- I told you there are many different types of life insurance products out there right? In the beginning we discussed various temporary life insurance products.
- Now we will talk about permanent life insurance. There are three main types of permanent life insurance that we’re going to cover here on a high level.
- First, let’s look at whole life insurance. Whole life insurance is exactly how it reads. Life insurance for your whole life essentially.
- Whole life insurance policies offer fixed premiums and also have an investment component referred to as the policy’s cash value.
- Another factor in the whole life insurance product is the ability to take a loan out against the cash value you have built up.
- One of the biggest complaints about whole life insurance is that only the death benefit is what your beneficiaries receive, not the cash value.
- Make sure that you understand whether or not the permanent life policy you sign up for will distribute your cash value to your designated beneficiaries upon your death.
- The next type of permanent life insurance to review is called universal or adjustable life insurance.
- A little more flexible than whole life insurance.
- With a universal policy you can adjust the policy amount pending a medical examination which would also impact your premiums.
- Typically the investment returns on these cash value policies are very low.

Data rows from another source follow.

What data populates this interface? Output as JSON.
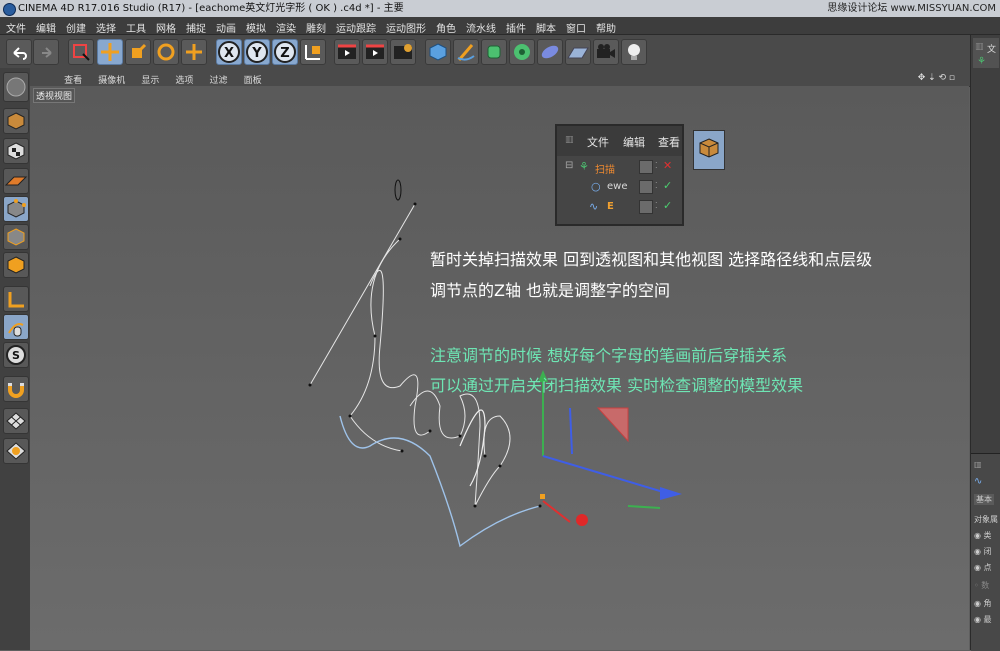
{
  "window": {
    "title": "CINEMA 4D R17.016 Studio (R17) - [eachome英文灯光字形 ( OK ) .c4d *] - 主要",
    "watermark": "思缘设计论坛 www.MISSYUAN.COM"
  },
  "menu": [
    "文件",
    "编辑",
    "创建",
    "选择",
    "工具",
    "网格",
    "捕捉",
    "动画",
    "模拟",
    "渲染",
    "雕刻",
    "运动跟踪",
    "运动图形",
    "角色",
    "流水线",
    "插件",
    "脚本",
    "窗口",
    "帮助"
  ],
  "toolbar": {
    "axis_x": "X",
    "axis_y": "Y",
    "axis_z": "Z"
  },
  "viewport": {
    "tabs": [
      "查看",
      "摄像机",
      "显示",
      "选项",
      "过滤",
      "面板"
    ],
    "label": "透视视图"
  },
  "object_manager": {
    "menu": [
      "文件",
      "编辑",
      "查看"
    ],
    "objects": [
      {
        "name": "扫描",
        "color": "#f08a30",
        "status": "✕"
      },
      {
        "name": "ewe",
        "color": "#d8d8d8",
        "status": "✓"
      },
      {
        "name": "E",
        "color": "#f0a030",
        "status": "✓"
      }
    ]
  },
  "notes": {
    "line1": "暂时关掉扫描效果 回到透视图和其他视图 选择路径线和点层级",
    "line2": "调节点的Z轴 也就是调整字的空间",
    "line3": "注意调节的时候 想好每个字母的笔画前后穿插关系",
    "line4": "可以通过开启关闭扫描效果  实时检查调整的模型效果",
    "white_color": "#ffffff",
    "green_color": "#6ee6b4"
  },
  "right_panel": {
    "top_label": "文",
    "attr_tab": "基本",
    "attr_title": "对象属",
    "attr_items": [
      "类",
      "闭",
      "点",
      "数",
      "角",
      "最"
    ]
  }
}
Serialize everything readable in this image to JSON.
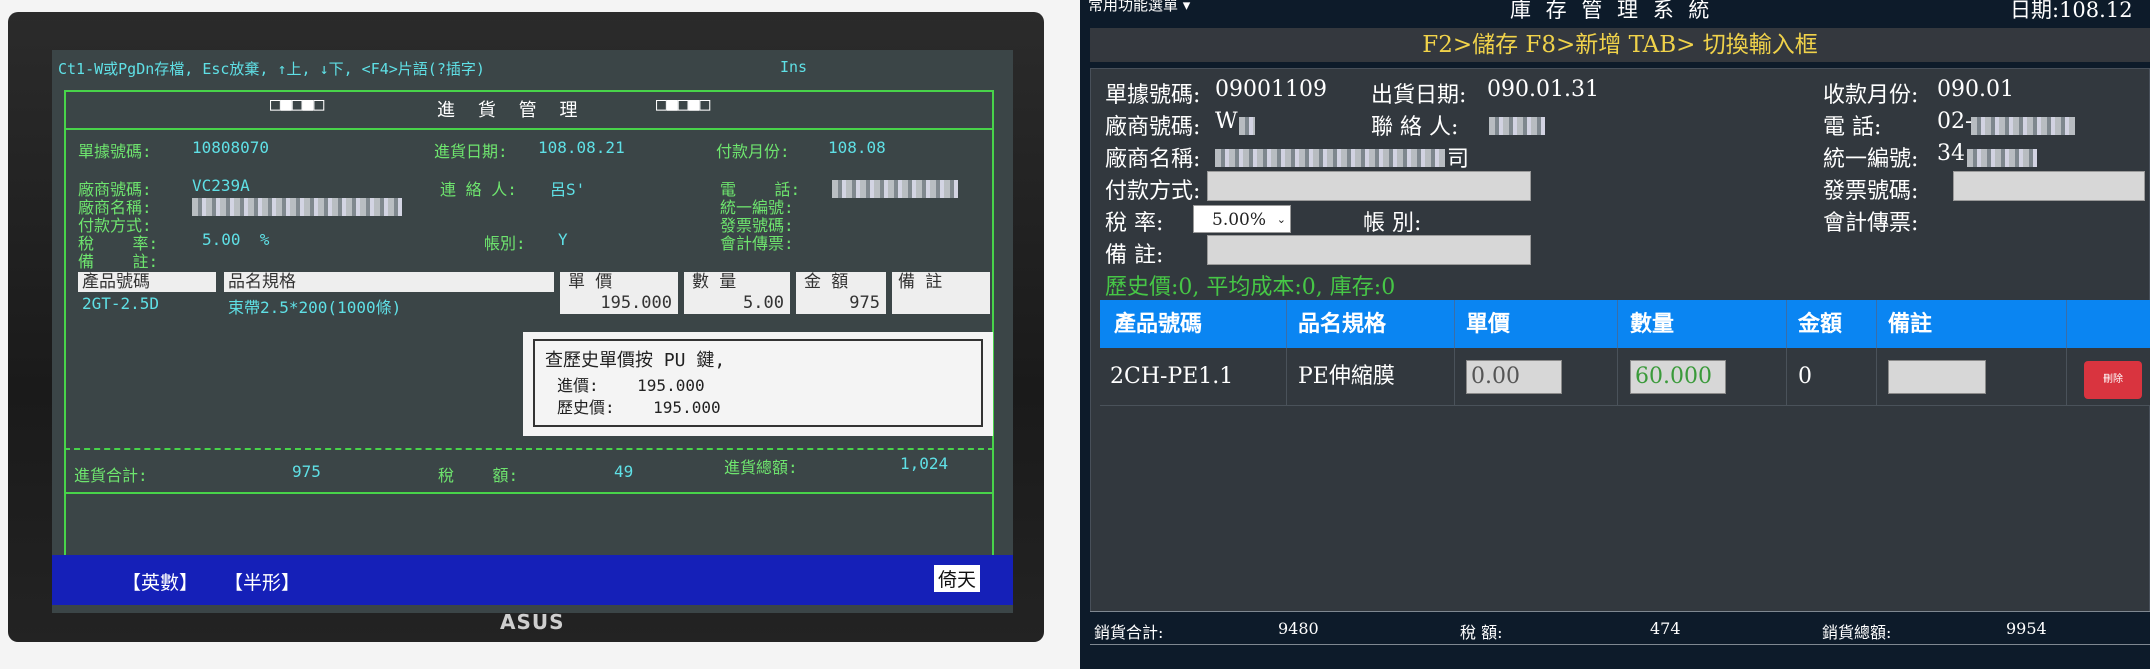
{
  "left": {
    "help_line": "Ct1-W或PgDn存檔, Esc放棄, ↑上, ↓下, <F4>片語(?插字)",
    "ins_label": "Ins",
    "title_blocks_left": "□■□■□",
    "title": "進 貨 管 理",
    "title_blocks_right": "□■□■□",
    "doc_no_label": "單據號碼:",
    "doc_no_value": "10808070",
    "date_label": "進貨日期:",
    "date_value": "108.08.21",
    "pay_month_label": "付款月份:",
    "pay_month_value": "108.08",
    "vendor_no_label": "廠商號碼:",
    "vendor_no_value": "VC239A",
    "contact_label": "連 絡 人:",
    "contact_value": "呂S'",
    "phone_label": "電    話:",
    "vendor_name_label": "廠商名稱:",
    "tax_id_label": "統一編號:",
    "pay_method_label": "付款方式:",
    "invoice_label": "發票號碼:",
    "tax_rate_label": "稅    率:",
    "tax_rate_value": "5.00  %",
    "account_label": "帳別:",
    "account_value": "Y",
    "voucher_label": "會計傳票:",
    "remark_label": "備    註:",
    "col_code": "產品號碼",
    "col_spec": "品名規格",
    "col_price": "單  價",
    "col_qty": "數  量",
    "col_amount": "金  額",
    "col_note": "備  註",
    "price_box": "195.000",
    "qty_box": "5.00",
    "amount_box": "975",
    "row_code": "2GT-2.5D",
    "row_spec": "束帶2.5*200(1000條)",
    "popup_title": "查歷史單價按 PU 鍵,",
    "popup_line1": "進價:    195.000",
    "popup_line2": "歷史價:    195.000",
    "total_label": "進貨合計:",
    "total_value": "975",
    "tax_label": "稅    額:",
    "tax_value": "49",
    "grand_label": "進貨總額:",
    "grand_value": "1,024",
    "status_en": "【英數】",
    "status_half": "【半形】",
    "status_right": "倚天",
    "brand": "ASUS"
  },
  "right": {
    "menu_label": "常用功能選單 ▾",
    "system_title": "庫 存 管 理 系 統",
    "date_label": "日期:108.12",
    "hint": "F2>儲存 F8>新增 TAB> 切換輸入框",
    "doc_no_label": "單據號碼:",
    "doc_no_value": "09001109",
    "ship_date_label": "出貨日期:",
    "ship_date_value": "090.01.31",
    "collect_month_label": "收款月份:",
    "collect_month_value": "090.01",
    "vendor_no_label": "廠商號碼:",
    "vendor_no_value": "W",
    "contact_label": "聯 絡 人:",
    "phone_label": "電    話:",
    "phone_value": "02-",
    "vendor_name_label": "廠商名稱:",
    "vendor_name_suffix": "司",
    "tax_id_label": "統一編號:",
    "tax_id_value": "34",
    "pay_method_label": "付款方式:",
    "invoice_label": "發票號碼:",
    "tax_rate_label": "稅    率:",
    "tax_rate_value": "5.00%",
    "account_label": "帳    別:",
    "voucher_label": "會計傳票:",
    "remark_label": "備    註:",
    "history_line": "歷史價:0, 平均成本:0, 庫存:0",
    "columns": [
      "產品號碼",
      "品名規格",
      "單價",
      "數量",
      "金額",
      "備註"
    ],
    "row": {
      "code": "2CH-PE1.1",
      "spec": "PE伸縮膜",
      "price": "0.00",
      "qty": "60.000",
      "amount": "0",
      "delete_label": "刪除"
    },
    "footer": {
      "sales_total_label": "銷貨合計:",
      "sales_total_value": "9480",
      "tax_label": "稅    額:",
      "tax_value": "474",
      "grand_total_label": "銷貨總額:",
      "grand_total_value": "9954"
    },
    "colors": {
      "hint": "#f0d24a",
      "header": "#0a85f2",
      "history": "#46c646",
      "delete": "#d9343f"
    }
  }
}
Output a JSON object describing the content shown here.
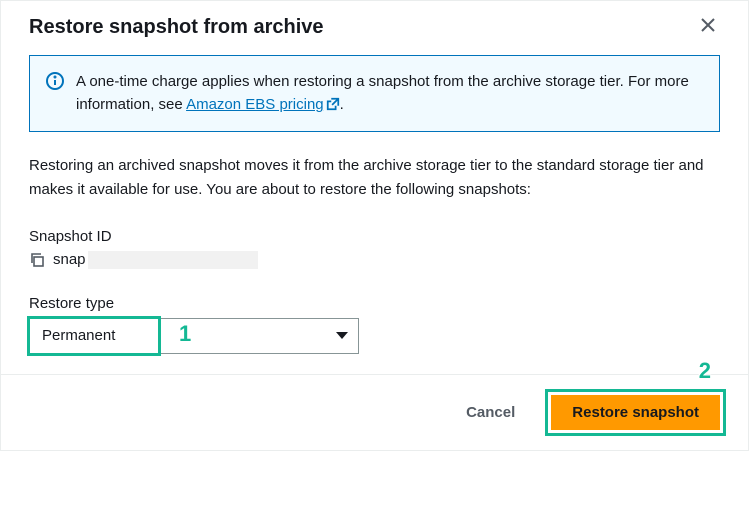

- Review where your money is being allocated to and analyze the history of the investments within cash value policies.
- The final type of permanent life insurance I’m going to introduce is variable life insurance (VL).
- In a VL, you can invest your cash value in stocks, bonds, money market funds and other assets.
- Growth of your investments in a VL product grows tax-deferred.
- With a VL policy you will want to pay close attention to the fees and premium costs.
- Typically you’re going to pay higher premiums and incur higher fees.
- Permanent life insurance products can offer estate planning benefits like protecting your assets when you die.
- In 2019, this amount is $11.4 million for the individual and is usually adjusted for inflation.
- Make sure you fully understand the concept of this benefit so you can be sure you provide the best chance of survival for your family or whomever survives you.